Comments on Prego! Traveling alone through Rome and Florence, Italy

  1. I just have to say I LOVE THIS POST. And I think you are one brave ass mofo for traveling on your own. I can barely go to lunch by myself. FUCK YEAH, girl!!!

    • THANK YOU! I’m actually typing this while I sit in a restaurant by myself… I never did that before I ran away by myself. It forced me to have that kind of confidence. 😉

      • This is great. Solo travel is what it’s ALL ABOUT. I pretty much plan all my trips for just me, even though I’m married and have great friends who travel. The whole point, imo is to spend time reflecting, experiencing the world, growing, and enjoying things at your own pace, without being on an enforced agenda or dealing with other people’s wants and needs (we have enough of that in our day-to-day, typically – I know I do). Even the best of friends can interfere with making the most out of your personal adventure. Go!
        (Love your photos too. Booking on a whim was a great idea.)

  2. Nice! I went to London on my own last year, and I loooooove travelling alone. Hostels let you be as sociable as you feel like, and you’re never stuck going along with a plan you don’t feel like doing.

    • So true! I love Air BnB but hostels have a really special place in my heart now. Some of course are better than others, but I met wonderful people at every place I stayed – and when I wanted to be alone, I could. The best way to travel, I think.

      In fact – at the last hostel I stayed in, one of my roommates actually lives 1 hour away from me. And we’re not in a metropolitan area, so this is a BFD. We joke that we had to travel 3000 miles across the world to find our soul sister. <3

  3. This looks amazing! Thank you for sharing Amy! I used to travel for work and would explore on my own a bit, but nothing like a true solo vacation. This makes me want to do it.

    • There really is nothing like it. I’d love to travel more for work so I could have an excuse to stay a little longer! 🙂 One of the people I met travels for months on ends, and stays in hostels on the weekends because he gets to meet more people and experience the city more. I think that’s a great idea!

  4. Ok so fun history nerd fact about the Torre Argentina Cat Sanctuary, it’s also the location where Julius Caesar was killed. It was being used as a temporary location for the Roman Senate while they were doing construction at the main senate building.

    I’ve always been hesitant to travel alone abroad, but maybe in the future it’s something that I’ll try. It looks like you had a great time!

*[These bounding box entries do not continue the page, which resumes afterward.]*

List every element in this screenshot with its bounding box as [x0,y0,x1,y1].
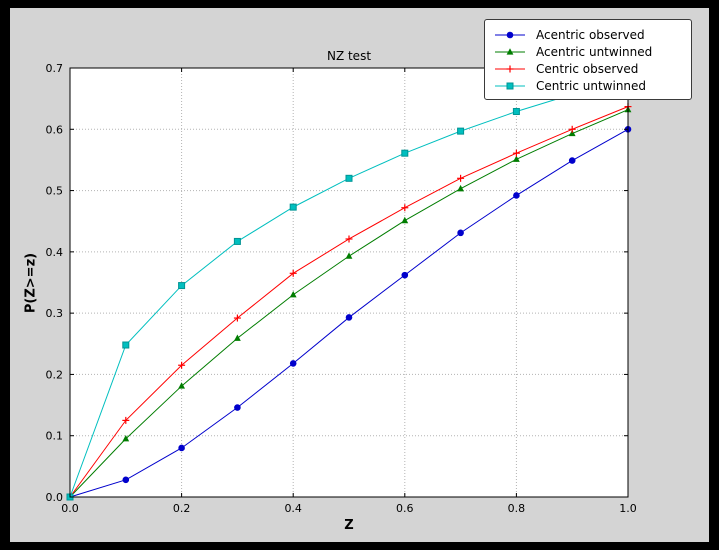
legend-line-circle-icon [495,31,525,38]
svg-text:0.0: 0.0 [61,502,79,515]
svg-text:0.4: 0.4 [284,502,302,515]
svg-text:0.5: 0.5 [46,185,64,198]
svg-text:0.2: 0.2 [173,502,191,515]
legend-label: Centric observed [536,61,639,76]
svg-text:0.6: 0.6 [46,123,64,136]
legend-line-square-icon [495,82,525,89]
legend-item-acentric-untwinned: Acentric untwinned [493,43,683,60]
x-axis-label: Z [344,518,354,533]
legend-line-triangle-icon [495,47,525,55]
y-axis-label: P(Z>=z) [23,252,39,314]
legend-label: Acentric untwinned [536,44,653,59]
svg-text:1.0: 1.0 [619,502,637,515]
legend-item-centric-observed: Centric observed [493,60,683,77]
legend-line-plus-icon [495,65,525,72]
legend: Acentric observed Acentric untwinned Cen… [484,19,692,100]
svg-text:0.1: 0.1 [46,430,64,443]
chart-title: NZ test [326,49,372,63]
legend-label: Acentric observed [536,27,645,42]
legend-label: Centric untwinned [536,78,647,93]
svg-text:0.4: 0.4 [46,246,64,259]
svg-text:0.2: 0.2 [46,368,64,381]
legend-item-centric-untwinned: Centric untwinned [493,77,683,94]
svg-text:0.6: 0.6 [396,502,414,515]
svg-text:0.3: 0.3 [46,307,64,320]
svg-text:0.8: 0.8 [508,502,526,515]
legend-item-acentric-observed: Acentric observed [493,26,683,43]
svg-text:0.0: 0.0 [46,491,64,504]
svg-text:0.7: 0.7 [46,62,64,75]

    • Oh! I forgot to mention that! How cool is it that the cats get to run around in history like that?! It’s kind of funny because there are some tourists there to see where Julius Caeser was killed, and they won’t even know the cats are there… and there are some that are there to see the cats and don’t know the historical side of it. Rome is full of stuff like that!

      It really was the best time of my life – try it! If you feel unsafe, just remember that you “travel” through your regular city all the time. It’s the same thing! I felt much safer in Rome than I do in my everyday life.

  5. I want to mention something about that pizza (which was delicious, by the way) … that was part of my cooking class in Florence, and we made everything from absolute scratch. They only had enough dough to have everyone pair up into couples. Well I was literally the only one that wasn’t already a couple and the odd-man out. It was the first time I felt a little uncomfortable being by myself (and I was about 8 days in at this point!) … but then Matteo gave me the dough to start rolling out and helped me toss it in the air (Matteo is the chef in the …6th photo?… HELLO, okay, please help me) – and I made that whole pizza by myself. And then ate it. BY MYSELF. Because it’s rude to not finish your pizza. And it was damn delicious.